Because we support multiple AI providers, you may also use those providers for the same example:

Gitlab::Llm::VertexAi::Client.new(user)
Gitlab::Llm::Anthropic::Client.new(user)

Add AI Action to GraphQL

TODO

Embeddings database

Embeddings are required to be generated for chat documentation tool to work. Documentation tool works on Saas only at this point.

Embeddings are generated through the VertexAI text embeddings API.

Embeddings for GitLab documentation are updated based on the latest changes Monday through Friday at 05:00 UTC when the embeddings cron job runs.

The sections below explain how to populate embeddings in the DB or extract embeddings to be used in specs.

Set up

  1. Enable pgvector in GDK
  2. Enable the embedding database in GDK

      gdk config set gitlab.rails.databases.embedding.enabled true
    
  3. Run gdk reconfigure
  4. Run database migrations to create the embedding database in the gitlab folder of the GDK

      RAILS_ENV=development bin/rails db:migrate
    

Populate

Seed your development database with the embeddings for GitLab Documentation using this Rake task:

RAILS_ENV=development bundle exec rake gitlab:llm:embeddings:vertex:seed

This Rake Task populates the embeddings database with a vectorized representation of all GitLab Documentation. The file the Rake Task uses as a source is a snapshot of GitLab Documentation at some point in the past and is not updated regularly. As a result, it is helpful to know that this seed task creates embeddings based on GitLab Documentation that is out of date. Slightly outdated documentation embeddings are sufficient for the development environment, which is the use-case for the seed task.

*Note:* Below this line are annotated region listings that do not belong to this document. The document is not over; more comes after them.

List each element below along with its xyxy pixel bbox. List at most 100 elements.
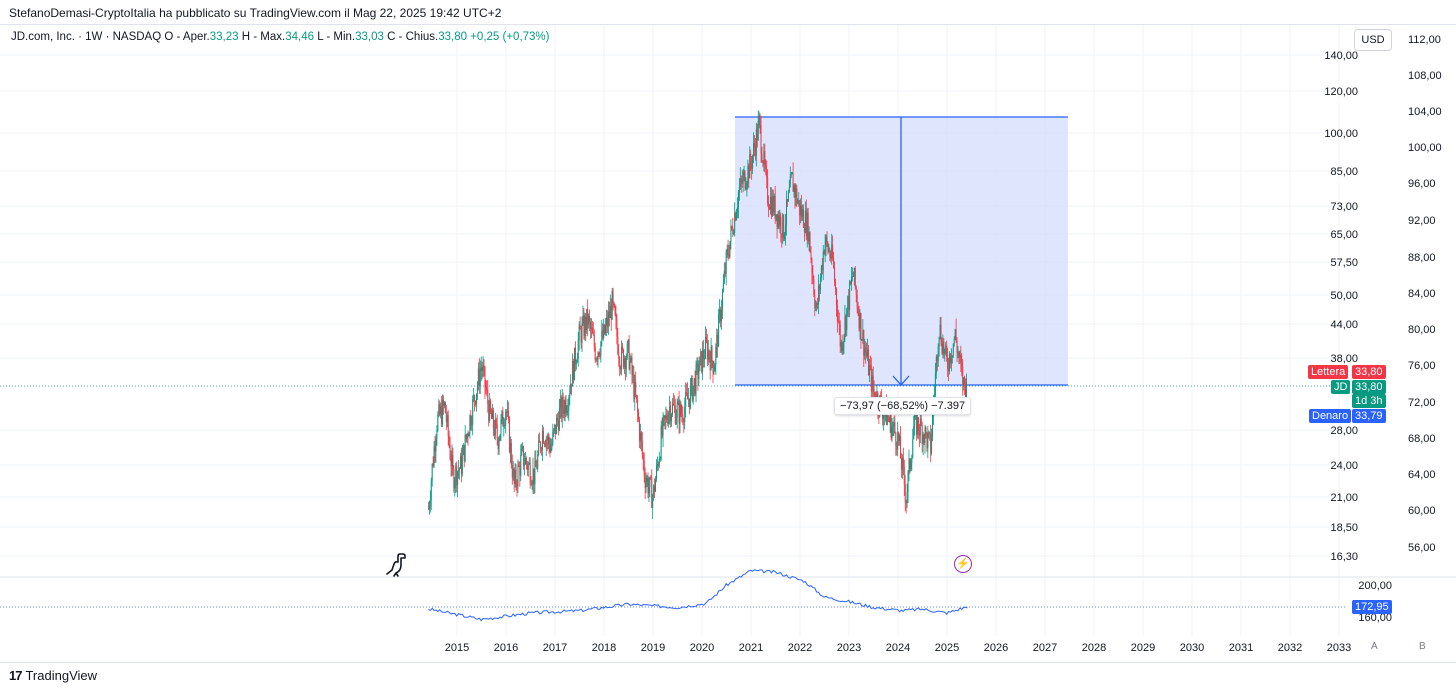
candle-body [654, 485, 656, 492]
right-price-tick: 92,00 [1408, 215, 1436, 227]
candle-body [471, 424, 473, 426]
candle-body [486, 389, 488, 391]
indicator-value-badge: 172,95 [1352, 600, 1392, 614]
candle-body [673, 404, 675, 406]
right-price-tick: 88,00 [1408, 252, 1436, 264]
indicator-tick: 200,00 [1358, 580, 1392, 592]
candle-body [696, 363, 698, 365]
candle-body [553, 429, 555, 432]
candle-body [947, 357, 949, 369]
candle-body [559, 398, 561, 408]
candle-body [636, 395, 638, 400]
candle-body [910, 463, 912, 470]
candle-body [908, 458, 910, 472]
candle-body [738, 187, 740, 193]
candle-body [831, 244, 833, 259]
candle-body [683, 421, 685, 423]
candle-body [743, 171, 745, 176]
candle-body [790, 174, 792, 177]
candle-body [771, 196, 773, 216]
candle-body [716, 334, 718, 347]
candle-body [442, 399, 444, 425]
candle-body [725, 251, 727, 275]
candle-body [754, 146, 756, 156]
countdown-badge: 1d 3h [1352, 394, 1386, 408]
low-label: L - Min. [317, 31, 356, 43]
candle-body [504, 424, 506, 426]
candle-body [720, 309, 722, 322]
candle-body [652, 497, 654, 508]
candle-body [478, 368, 480, 386]
candle-body [658, 458, 660, 467]
candle-body [871, 375, 873, 392]
candle-body [540, 449, 542, 451]
candle-body [631, 357, 633, 375]
candle-body [859, 313, 861, 329]
candle-body [704, 358, 706, 360]
log-scale-button[interactable]: B [1419, 641, 1426, 652]
candle-body [521, 448, 523, 456]
candle-body [617, 336, 619, 354]
candle-body [932, 414, 934, 437]
brand-name: TradingView [25, 668, 98, 683]
candle-body [488, 404, 490, 422]
candle-body [928, 432, 930, 434]
candle-body [803, 227, 805, 233]
candle-body [589, 321, 591, 330]
candle-body [642, 454, 644, 461]
candle-body [821, 265, 823, 271]
candle-body [863, 330, 865, 356]
lightning-icon[interactable]: ⚡ [954, 555, 972, 573]
auto-scale-button[interactable]: A [1371, 641, 1378, 652]
candle-body [922, 434, 924, 445]
candle-body [510, 443, 512, 465]
candle-body [838, 321, 840, 325]
right-price-tick: 60,00 [1408, 505, 1436, 517]
candle-body [904, 484, 906, 502]
candle-body [689, 385, 691, 408]
candle-body [730, 226, 732, 242]
candle-body [745, 187, 747, 189]
candle-body [447, 415, 449, 436]
right-price-tick: 72,00 [1408, 397, 1436, 409]
candle-body [759, 115, 761, 126]
candle-body [798, 200, 800, 202]
candle-body [715, 346, 717, 366]
candle-body [474, 395, 476, 401]
candle-body [847, 296, 849, 309]
candle-body [711, 346, 713, 361]
candle-body [834, 267, 836, 282]
candle-body [810, 252, 812, 261]
candle-body [531, 483, 533, 485]
candle-body [489, 400, 491, 422]
candle-body [824, 244, 826, 254]
candle-body [748, 165, 750, 179]
candle-body [830, 256, 832, 259]
candle-body [943, 341, 945, 354]
candle-body [721, 291, 723, 310]
candle-body [923, 434, 925, 443]
currency-button[interactable]: USD [1354, 29, 1392, 51]
year-tick: 2018 [592, 642, 616, 654]
candle-body [774, 195, 776, 219]
denaro-value: 33,79 [1352, 409, 1386, 423]
candle-body [852, 276, 854, 278]
tradingview-brand[interactable]: 17 TradingView [9, 668, 97, 683]
candle-body [851, 276, 853, 284]
candle-body [623, 358, 625, 368]
candle-body [800, 205, 802, 216]
candle-body [533, 468, 535, 485]
year-tick: 2032 [1278, 642, 1302, 654]
candle-body [866, 352, 868, 357]
candle-body [634, 382, 636, 400]
candle-body [557, 417, 559, 421]
candle-body [744, 171, 746, 189]
candle-body [655, 464, 657, 480]
candle-body [492, 409, 494, 429]
lettera-value: 33,80 [1352, 365, 1386, 379]
candle-body [936, 356, 938, 362]
dinosaur-icon[interactable] [384, 552, 410, 578]
candle-body [439, 404, 441, 415]
candle-body [835, 289, 837, 307]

When writing or updating tests related to embeddings, you may want to update the embeddings fixture file:

RAILS_ENV=development bundle exec rake gitlab:llm:embeddings:vertex:extract_embeddings

Using in specs

The seed Rake Task populates the development database with embeddings for all GitLab Documentation. The extract_embeddings Rake Task populates a fixture file with a subset of embeddings.

The set of questions listed in the Rake Task itself determines which embeddings are pulled into the fixture file. For example, one of the questions is “How can I reset my password?” The extract_embeddings Task pulls the most relevant embeddings for this question from the development database (which has data from the seed Rake Task) and saves those embeddings in ee/spec/fixtures/vertex_embeddings. This fixture is used in tests related to embeddings.

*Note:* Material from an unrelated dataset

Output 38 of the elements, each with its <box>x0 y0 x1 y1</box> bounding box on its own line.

If you would like to change any of the questions supported in embeddings specs, update and re-run the extract_embeddings Rake Task.

In the specs where you need to use the embeddings, use the RSpec :ai_embedding_fixtures metadata.

context 'when asking about how to use GitLab', :ai_embedding_fixtures do
  # ...examples
end

Monitoring

  • Error ratio and response latency apdex for each Ai action can be found on Sidekiq Service dashboard under SLI Detail: llm_completion.
  • Spent tokens, usage of each Ai feature and other statistics can be found on periscope dashboard.

Security

Refer to the secure coding guidelines for Artificial Intelligence (AI) features.